I followed the “No Contact” rule for 30-days and then followed that up with talking to my ex for a few minutes every few days, but always cutting the conversation short saying I needed to go. Then last Wednesday he helped me with some math tutoring I was doing for a kid I work with – my maths are really bad so I needed all the help I could get! He helped me with the tutoring work for about and hour, but started flirting asking me for nude pics in between helping me with the math stuff.

He also asked me about a new male friend he saw me check-in with in a few different places via Facebook, and asked me three times if I was dating this new guy. I told him that this guy is just a male friend of mine who hangs out with me and the new group of girls that I met recently. He continued flirting with me until I thanked him for his help with the maths tutoring, cut the conversation short and told him I had to go. The flirting didn’t stop though until I told him a second time that I had to go.

Two days later I tried to chat with him online, but he was really cold towards me and then ignored me. He’s also ignored me the last 3 times I tried talking to him!

What’s going on with him? Why would he be friendly, flirty and “back to normal” with me, even asking me if I’m dating some new guy, and then just suddenly start ignoring me?

What do I do now?

Jennifer

Answer:

Hi Jennifer,

The first problem I have here is that I don’t know who broke up with who – was it your boyfriend’s idea or yours? If it was yours then you’re maintaining contact as and when it suits you, which is something he’s going to get sick of very quickly. If, on the other hand, your boyfriend did the breaking up then he’s behaving like a spoiled brat. Allow me to explain.
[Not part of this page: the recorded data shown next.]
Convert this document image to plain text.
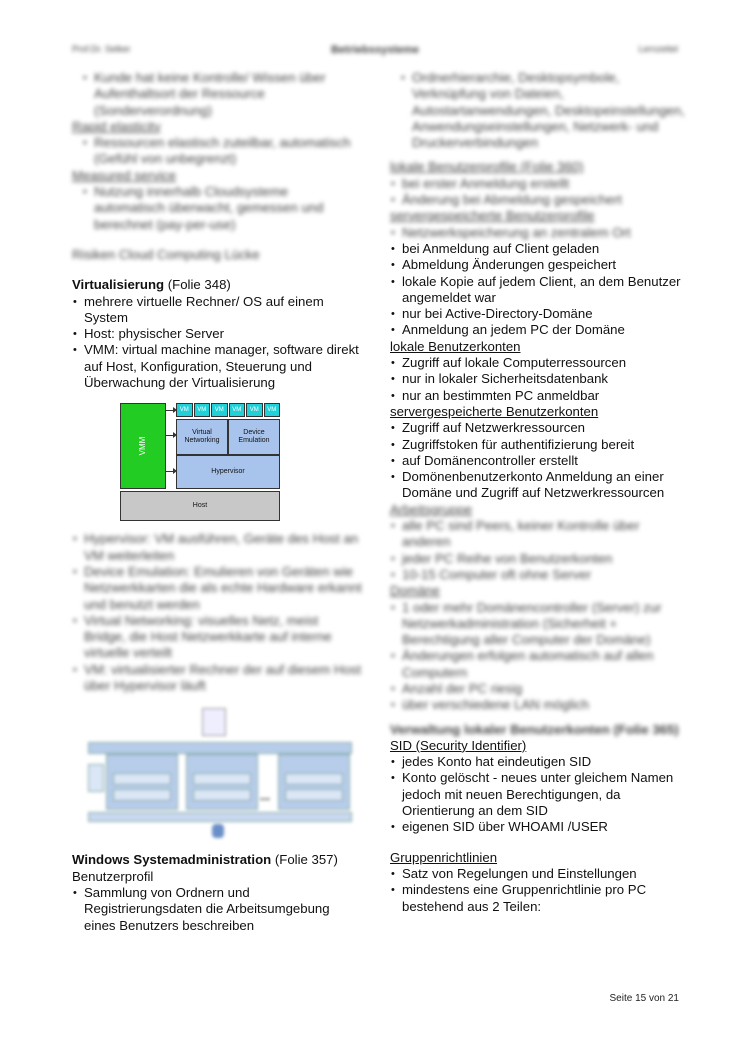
Prof.Dr. Selker	Betriebssysteme	Lernzettel
• Kunde hat keine Kontrolle/ Wissen über Aufenthaltsort der Ressource (Sonderverordnung)
Rapid elasticity
• Ressourcen elastisch zuteilbar, automatisch (Gefühl von unbegrenzt)
Measured service
• Nutzung innerhalb Cloudsysteme automatisch überwacht, gemessen und berechnet (pay-per-use)
Risiken Cloud Computing Lücke
Virtualisierung (Folie 348)
• mehrere virtuelle Rechner/ OS auf einem System
• Host: physischer Server
• VMM: virtual machine manager, software direkt auf Host, Konfiguration, Steuerung und Überwachung der Virtualisierung
VMM
VM	VM	VM	VM	VM	VM
Virtual Networking
Device Emulation
Hypervisor
Host
• Hypervisor: VM ausführen, Geräte des Host an VM weiterleiten
• Device Emulation: Emulieren von Geräten wie Netzwerkkarten die als echte Hardware erkannt und benutzt werden
• Virtual Networking: visuelles Netz, meist Bridge, die Host Netzwerkkarte auf interne virtuelle verteilt
• VM: virtualisierter Rechner der auf diesem Host über Hypervisor läuft
...
Windows Systemadministration (Folie 357)
Benutzerprofil
• Sammlung von Ordnern und Registrierungsdaten die Arbeitsumgebung eines Benutzers beschreiben
• Ordnerhierarchie, Desktopsymbole, Verknüpfung von Dateien, Autostartanwendungen, Desktopeinstellungen, Anwendungseinstellungen, Netzwerk- und Druckerverbindungen
lokale Benutzerprofile (Folie 360)
• bei erster Anmeldung erstellt
• Änderung bei Abmeldung gespeichert
servergespeicherte Benutzerprofile
• Netzwerkspeicherung an zentralem Ort
• bei Anmeldung auf Client geladen
• Abmeldung Änderungen gespeichert
• lokale Kopie auf jedem Client, an dem Benutzer angemeldet war
• nur bei Active-Directory-Domäne
• Anmeldung an jedem PC der Domäne
lokale Benutzerkonten
• Zugriff auf lokale Computerressourcen
• nur in lokaler Sicherheitsdatenbank
• nur an bestimmten PC anmeldbar
servergespeicherte Benutzerkonten
• Zugriff auf Netzwerkressourcen
• Zugriffstoken für authentifizierung bereit
• auf Domänencontroller erstellt
• Domönenbenutzerkonto Anmeldung an einer Domäne und Zugriff auf Netzwerkressourcen
Arbeitsgruppe
• alle PC sind Peers, keiner Kontrolle über anderen
• jeder PC Reihe von Benutzerkonten
• 10-15 Computer oft ohne Server
Domäne
• 1 oder mehr Domänencontroller (Server) zur Netzwerkadministration (Sicherheit + Berechtigung aller Computer der Domäne)
• Änderungen erfolgen automatisch auf allen Computern
• Anzahl der PC riesig
• über verschiedene LAN möglich
Verwaltung lokaler Benutzerkonten (Folie 365)
SID (Security Identifier)
• jedes Konto hat eindeutigen SID
• Konto gelöscht - neues unter gleichem Namen jedoch mit neuen Berechtigungen, da Orientierung an dem SID
• eigenen SID über WHOAMI /USER
Gruppenrichtlinien
• Satz von Regelungen und Einstellungen
• mindestens eine Gruppenrichtlinie pro PC bestehend aus 2 Teilen:
Seite 15 von 21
From a male point of view there is absolutely nothing more annoying than an ex girlfriend showing up, asking for help and then cutting the conversation short and leaving/hanging up. Obviously sending him nude pics would be a bad idea, but that doesn’t mean that you can be rude to him because of some elaborate version of the NC rule you’ve heard about online or from a friend. Have you ever noticed that the friends who recommend NC are always the single ones? That’s something to think about.

Now if he broke up with you and he’s asking for nude pics and who this new guy is then that’s absolutely none of his business on either count. In fact if he was the one who broke up with you, and all he’s interested in are nude pics of you, then you’re better off avoiding him because he doesn’t value you as a person – he only values what he can get from you.
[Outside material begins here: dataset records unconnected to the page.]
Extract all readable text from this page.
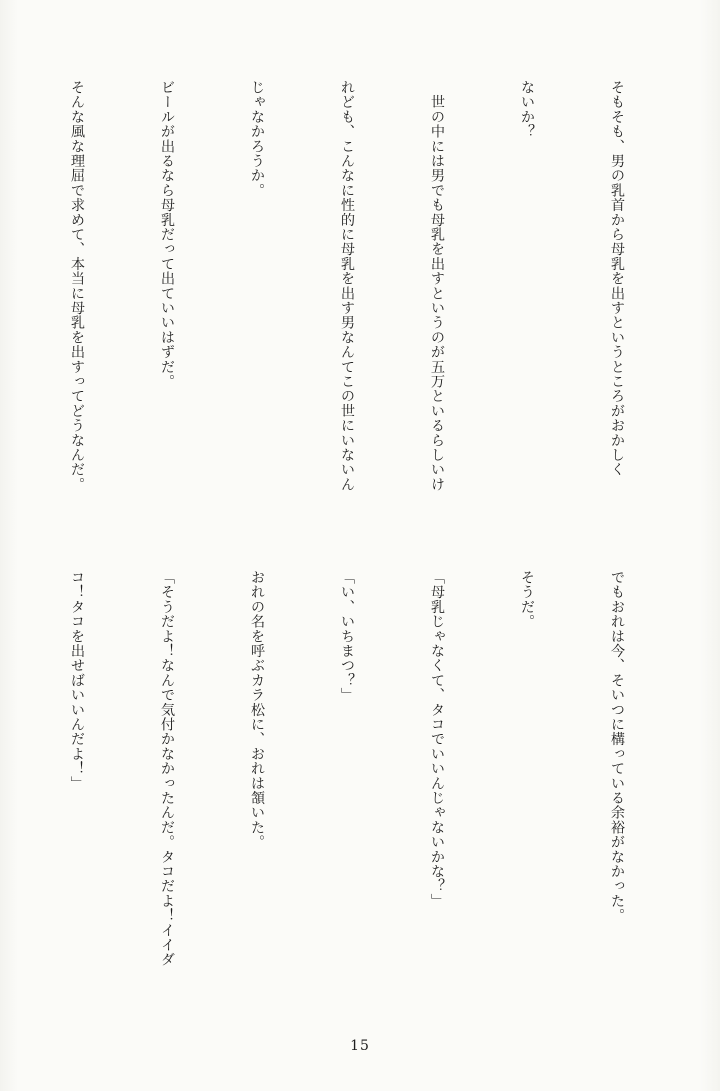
そもそも、男の乳首から母乳を出すというところがおかしく

ないか？

　世の中には男でも母乳を出すというのが五万といるらしいけ

れども、こんなに性的に母乳を出す男なんてこの世にいないん

じゃなかろうか。

ビールが出るなら母乳だって出ていいはずだ。

そんな風な理屈で求めて、本当に母乳を出すってどうなんだ。

でもおれは今、そいつに構っている余裕がなかった。

そうだ。

「母乳じゃなくて、タコでいいんじゃないかな？」

「い、いちまつ？」

おれの名を呼ぶカラ松に、おれは頷いた。

「そうだよ！なんで気付かなかったんだ。タコだよ！イイダ

コ！タコを出せばいいんだよ！」

15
Apologies if the above sounds a bit harsh on either count, but I’m trying to address two breakup scenarios in one question.

So to answer your question about why he’s being flirty and friendly with you one minute and then cold as ice the next – there are two answers:

He Broke Up With You
He’s an immature guy who doesn’t like losing control of situations in his life and you’re better off forgetting about him and moving on.

You Broke Up With Him
He’s sick of you contacting him only when you need help and always only on your terms – you can expect him to get colder the more often you treat him like that.

You need to decide whether or not you want to get back together with him and then take it from there. Either way don’t send him nude pics – they have a habit of appearing online all the time!